The party founders - Mansion have carved a niche on Queen West worthy of inhabiting fresh good timers, those on the road to yuppiedom, and the alternative strip’s club veterans by booking blog buzzing international DJs including French Fries, Brenmar, Nancy Whang. Also, Pop Kult sister party, Happy Endings has been wildly entertaining and has been so for more than a year. You might be asking with Joker-like curiosity, “How have they been able to keep it moving and stay consistent?”
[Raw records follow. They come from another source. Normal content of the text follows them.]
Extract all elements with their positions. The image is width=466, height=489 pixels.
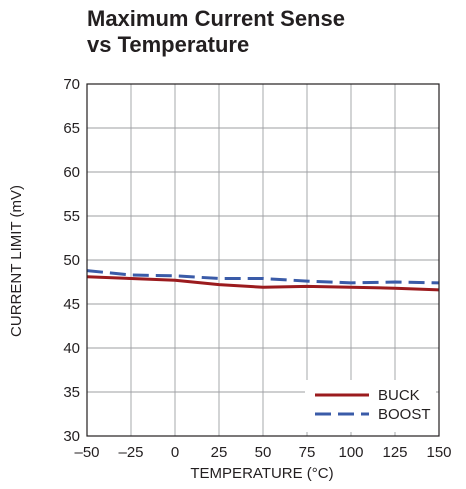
chart-title: Maximum Current Sense vs Temperature bbox=[87, 6, 447, 58]
grid bbox=[86, 83, 440, 437]
y-tick-labels: 30 35 40 45 50 55 60 65 70 bbox=[63, 76, 80, 445]
y-tick-label: 45 bbox=[63, 296, 80, 313]
y-axis-label: CURRENT LIMIT (mV) bbox=[8, 185, 25, 337]
legend-label-buck: BUCK bbox=[378, 387, 420, 404]
chart-title-line-1: Maximum Current Sense bbox=[87, 6, 345, 31]
x-tick-label: –25 bbox=[118, 444, 143, 461]
y-tick-label: 60 bbox=[63, 164, 80, 181]
x-tick-label: 75 bbox=[299, 444, 316, 461]
legend: BUCK BOOST bbox=[305, 380, 436, 432]
y-tick-label: 50 bbox=[63, 252, 80, 269]
x-tick-label: 150 bbox=[426, 444, 451, 461]
x-axis-label: TEMPERATURE (°C) bbox=[190, 465, 333, 482]
chart-title-line-2: vs Temperature bbox=[87, 32, 250, 57]
x-tick-label: 125 bbox=[382, 444, 407, 461]
y-tick-label: 70 bbox=[63, 76, 80, 93]
x-tick-label: 25 bbox=[211, 444, 228, 461]
legend-label-boost: BOOST bbox=[378, 406, 431, 423]
legend-box bbox=[305, 380, 436, 432]
x-tick-label: –50 bbox=[74, 444, 99, 461]
series-line-boost bbox=[86, 269, 440, 285]
series-lines bbox=[86, 269, 440, 292]
x-tick-label: 0 bbox=[171, 444, 179, 461]
series-line-buck bbox=[86, 275, 440, 292]
x-tick-label: 100 bbox=[338, 444, 363, 461]
plot-frame bbox=[86, 83, 440, 437]
y-tick-label: 65 bbox=[63, 120, 80, 137]
x-tick-label: 50 bbox=[255, 444, 272, 461]
y-tick-label: 55 bbox=[63, 208, 80, 225]
y-tick-label: 40 bbox=[63, 340, 80, 357]
y-tick-label: 30 bbox=[63, 428, 80, 445]
x-tick-labels: –50 –25 0 25 50 75 100 125 150 bbox=[74, 444, 451, 461]
y-tick-label: 35 bbox=[63, 384, 80, 401]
Any ‘good’ party is superficially seen as having good music, good patrons and a flowing bar, but there is a definite intangible in Mansion’s events. Especially, one that is so successful with such a fickle crowd; and there in lies the catalyst, the crowd. People come to Mansion events for a libertine quality strongly instituted by the DJs they hire. Then, those DJs carry out a staunch agenda of songs based on what their travels has made them love. There is no pandering to the congregation by the talent and that music integrity is largely the protagonist of every party. Boom. This method is employed tacitly and without fail like Seal Team Six. Nothing kitschy lasts that long anyway.
Every member of Mansion and everyone closely associated feels party tested and uncontrived like a jazz composition. That rubs off on the minority who might not be too familiar with what is being played. That is the mesmerizing opiate effect which gets everyone enjoying themselves. A cyclical system emboldening every one of the party’s characters setting the scene for what seems will always be a fun party.